If the puck is in the defending zone of the team that has its goalie removed from the ice when the stick reaches the puck, then a Penalty Shot would be awarded and the goaltender would be permitted to come back onto the ice to defend the net.  If the puck is anywhere else on the ice then a Minor penalty would be assessed instead of the Penalty Shot.

Defending Player Covers The Puck In The Crease

As was stated previously, the puck carrier cannot give up control of the puck if he wants a goal to be awarded when he is fouled illegally.  However, hockey is full of interesting rules that can be confusing and this is one of those examples. 

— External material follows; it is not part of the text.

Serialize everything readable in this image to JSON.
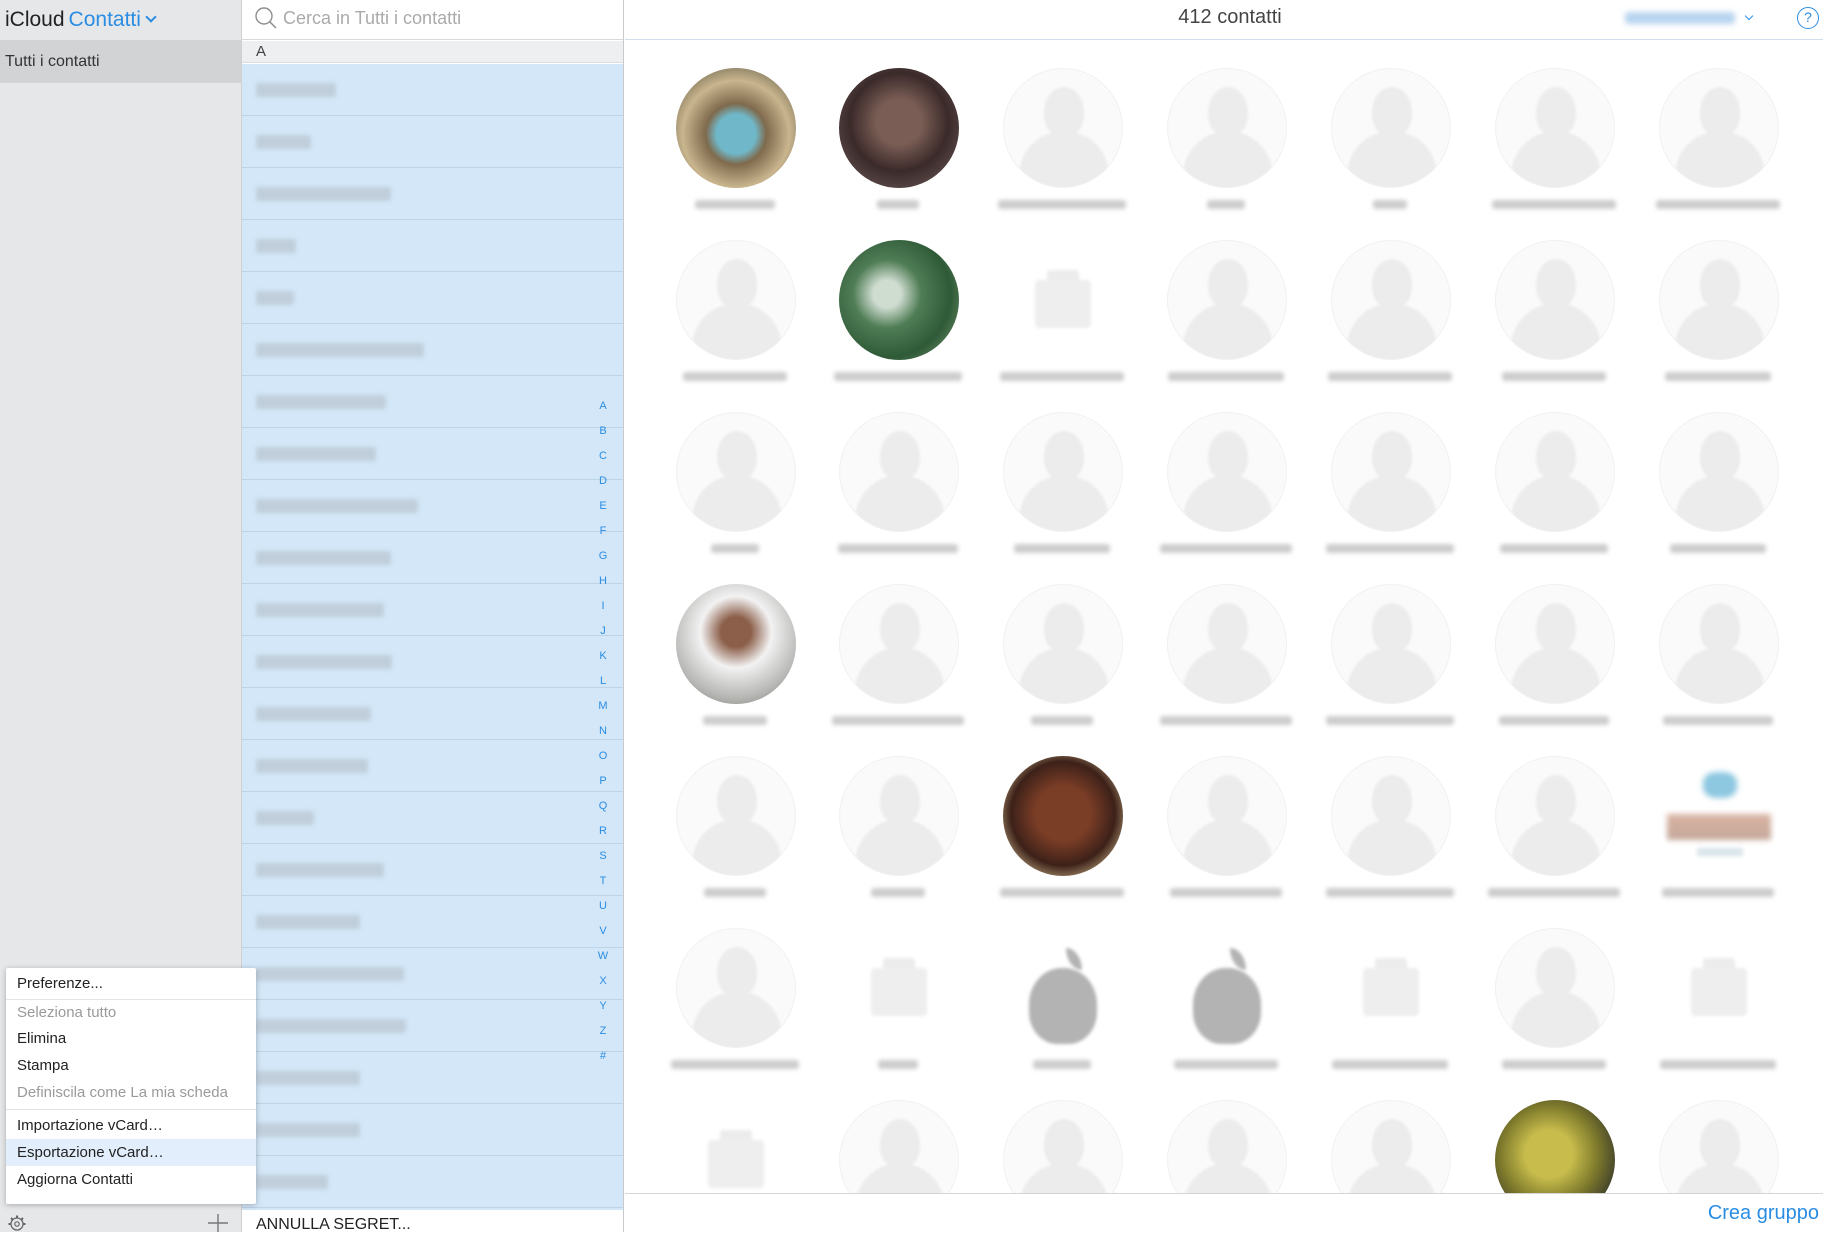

The puck carrier shoots the puck towards the opposition’s net.  The opposing team has pulled their goaltender for an extra attacker and thus they don’t have anyone protecting the net from goals being scored.  However, when the shot puck reaches the crease one of the defending players’ jumps on the puck and covers it with his hand thus preventing a goal.  Since the puck is loose and the attacking team no longer has control of the puck no goal can be awarded, right?  Wrong, in this situation a goal will be awarded because the defending team that had pulled their goaltender had a player intentionally jump on the puck in the crease and this action prevented an imminent goal from being scored. Thus you must award the goal to make up for the one illegally taken away by the defending player that jumped on the puck.

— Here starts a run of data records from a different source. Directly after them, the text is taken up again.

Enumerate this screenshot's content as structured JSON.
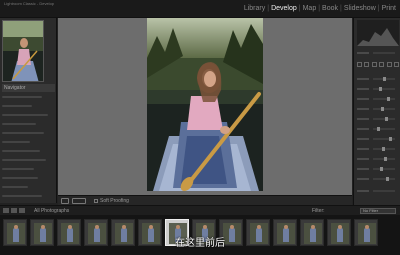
{
  "app": {
    "title": "Lightroom Classic - Develop"
  },
  "modules": [
    {
      "label": "Library",
      "active": false
    },
    {
      "label": "Develop",
      "active": true
    },
    {
      "label": "Map",
      "active": false
    },
    {
      "label": "Book",
      "active": false
    },
    {
      "label": "Slideshow",
      "active": false
    },
    {
      "label": "Print",
      "active": false
    }
  ],
  "left_panel": {
    "navigator_label": "Navigator"
  },
  "toolbar": {
    "soft_proofing_label": "Soft Proofing"
  },
  "filmstrip": {
    "source_label": "All Photographs",
    "filter_label": "Filter:",
    "filter_value": "No Filter",
    "thumbnail_count": 14,
    "selected_index": 5
  },
  "subtitle": "在这里前后",
  "colors": {
    "accent": "#e8e8e8",
    "background": "#6d6d6d",
    "panel": "#2b2b2b"
  }
}
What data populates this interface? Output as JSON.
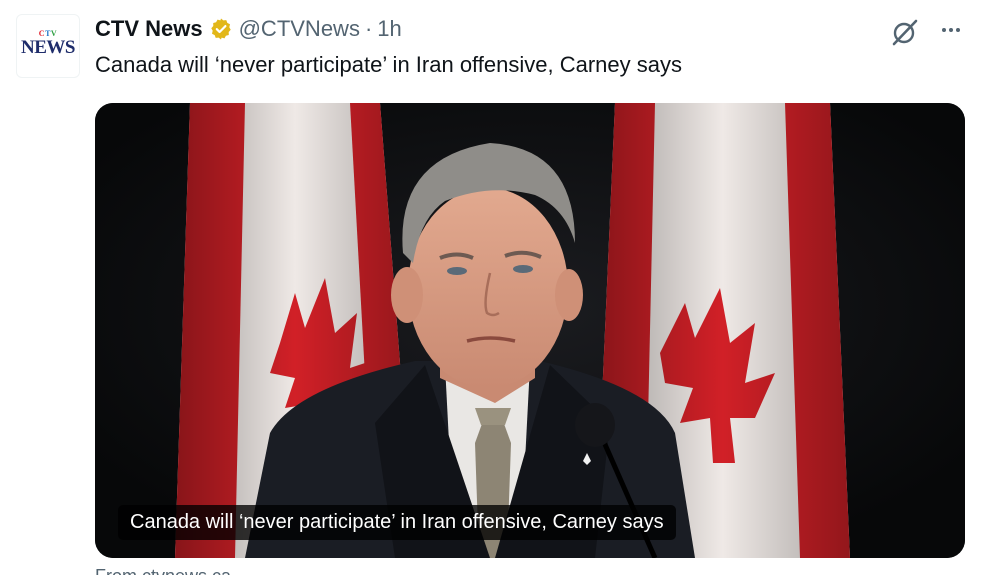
{
  "account": {
    "avatar_logo_top": "CTV",
    "avatar_logo_bottom": "NEWS",
    "display_name": "CTV News",
    "handle": "@CTVNews",
    "separator": "·",
    "time": "1h",
    "verified_badge_icon": "verified-gold-badge-icon"
  },
  "tweet": {
    "text": "Canada will ‘never participate’ in Iran offensive, Carney says"
  },
  "media": {
    "caption": "Canada will ‘never participate’ in Iran offensive, Carney says"
  },
  "footer": {
    "peek_text": "From ctvnews.ca"
  },
  "icons": {
    "grok": "grok-icon",
    "more": "more-options-icon"
  },
  "colors": {
    "secondary_text": "#536471",
    "verified_gold": "#e2b719",
    "flag_red": "#d12027"
  }
}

An Obstacle Was Left In Front Of The Net

Some goalies may think that when they leave the ice that if they leave their stick, glove or a pile of snow in front of the net, it will help to prevent any goals when the puck is shot along the ice at the net.  This may be true but it is illegal.

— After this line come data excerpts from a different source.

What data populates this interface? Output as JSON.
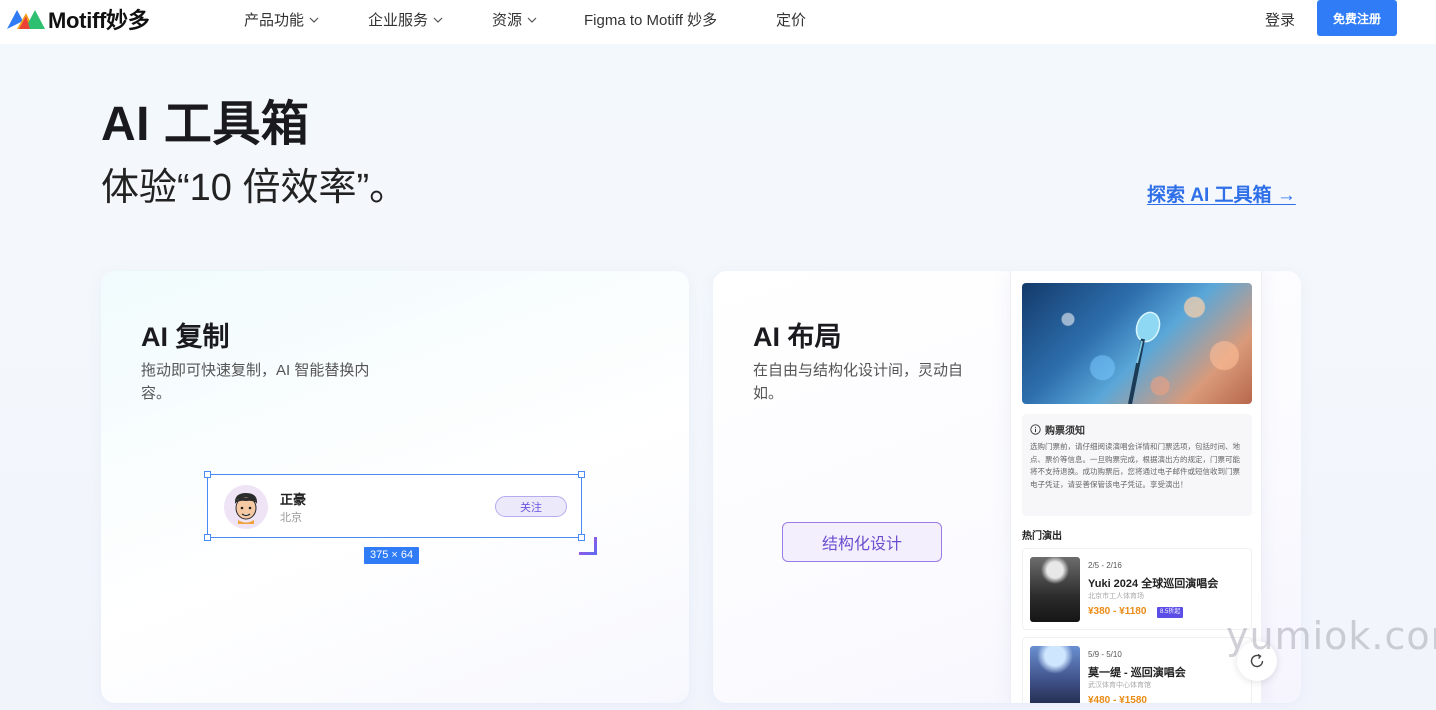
{
  "header": {
    "brand": "Motiff妙多",
    "nav": [
      {
        "label": "产品功能",
        "has_dropdown": true
      },
      {
        "label": "企业服务",
        "has_dropdown": true
      },
      {
        "label": "资源",
        "has_dropdown": true
      },
      {
        "label": "Figma to Motiff 妙多",
        "has_dropdown": false
      },
      {
        "label": "定价",
        "has_dropdown": false
      }
    ],
    "login_label": "登录",
    "signup_label": "免费注册",
    "accent": "#2f7cf6"
  },
  "hero": {
    "title": "AI 工具箱",
    "subtitle": "体验“10 倍效率”。",
    "explore_link": "探索 AI 工具箱 →"
  },
  "cards": {
    "copy": {
      "title": "AI 复制",
      "desc": "拖动即可快速复制，AI 智能替换内容。",
      "person_name": "正豪",
      "person_city": "北京",
      "follow_label": "关注",
      "dimension_label": "375 × 64"
    },
    "layout": {
      "title": "AI 布局",
      "desc": "在自由与结构化设计间，灵动自如。",
      "button_label": "结构化设计",
      "notice_title": "购票须知",
      "notice_body": "选购门票前，请仔细阅读演唱会详情和门票选项，包括时间、地点、票价等信息。一旦购票完成，根据演出方的规定，门票可能将不支持退换。成功购票后，您将通过电子邮件或短信收到门票电子凭证，请妥善保管该电子凭证。享受演出！",
      "hot_title": "热门演出",
      "events": [
        {
          "date": "2/5 - 2/16",
          "name": "Yuki 2024 全球巡回演唱会",
          "venue": "北京市工人体育场",
          "price": "¥380 - ¥1180",
          "badge": "8.5折起"
        },
        {
          "date": "5/9 - 5/10",
          "name": "莫一缇 - 巡回演唱会",
          "venue": "武汉体育中心体育馆",
          "price": "¥480 - ¥1580",
          "badge": ""
        }
      ]
    }
  },
  "watermark": "yumiok.com"
}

For instance, a goaltender places his stick along the ice in front of the net and starts to proceed towards his player’s bench.  The opposing team shoots the puck that hits the stick and in doing so a goal was prevented.  If the goalie is still on the ice and has not been legally substituted for, then a Minor penalty will be assessed for interference.  If the goaltender is off of the ice or legally substituted for, then a goal will be awarded.

Net Knocked Off It’s Moorings

Here is another situation where a goal may be awarded.  A goaltender has been removed from the ice and the opposing team takes a shot at the empty net. It doesn’t matter where the shot originated.  Now as the puck is about to enter the net a defending player pushes the net off its moorings.  Is a goal awarded? 

Two criteria must be met for a goal to be awarded in this situation since the puck carrier no longer has control of the puck. 

(1) The net must be taken off its moorings (not in its normal position) and

(2) The shot must go into the general area of where the net was located. 

If both of these criteria are met then a goal may be awarded since the defending player intentionally knocking the net from its original position took an imminent goal away.

If the puck did not reach the goal line or if the puck did not go into the general area normally occupied by the net then a Minor penalty would be assessed against the defending player that knocked the net off the moorings and if this occurs in the last two minutes of the game or in overtime then a Penalty Shot will be awarded to the attacking team and the goaltender will be allowed to return to the ice to defend the net during the Penalty Shot.

The Goaltender Is On The Ice & A Goal Was Awarded

As was mentioned earlier, there are a few situations where a goal can be awarded when the goaltender is on the ice.  Here are those situations:

1)      As mentioned above, when the goaltender was on his way to the bench to be substituted and he shot his stick at the puck carrier from behind.  As the example states, he was legally substituted for and therefore is considered off the ice even though his physical body is still on the ice.

2)      When a goaltender is defending his goal during a Penalty Shot he cannot throw his stick or any other object at the puck carrier and he cannot intentionally dislodge the net from it’s moorings or a goal will be awarded.

3)      During the course of a Penalty Shot, if the goaltender intentionally removes his helmet, facial protector or throat protector then a goal will be awarded.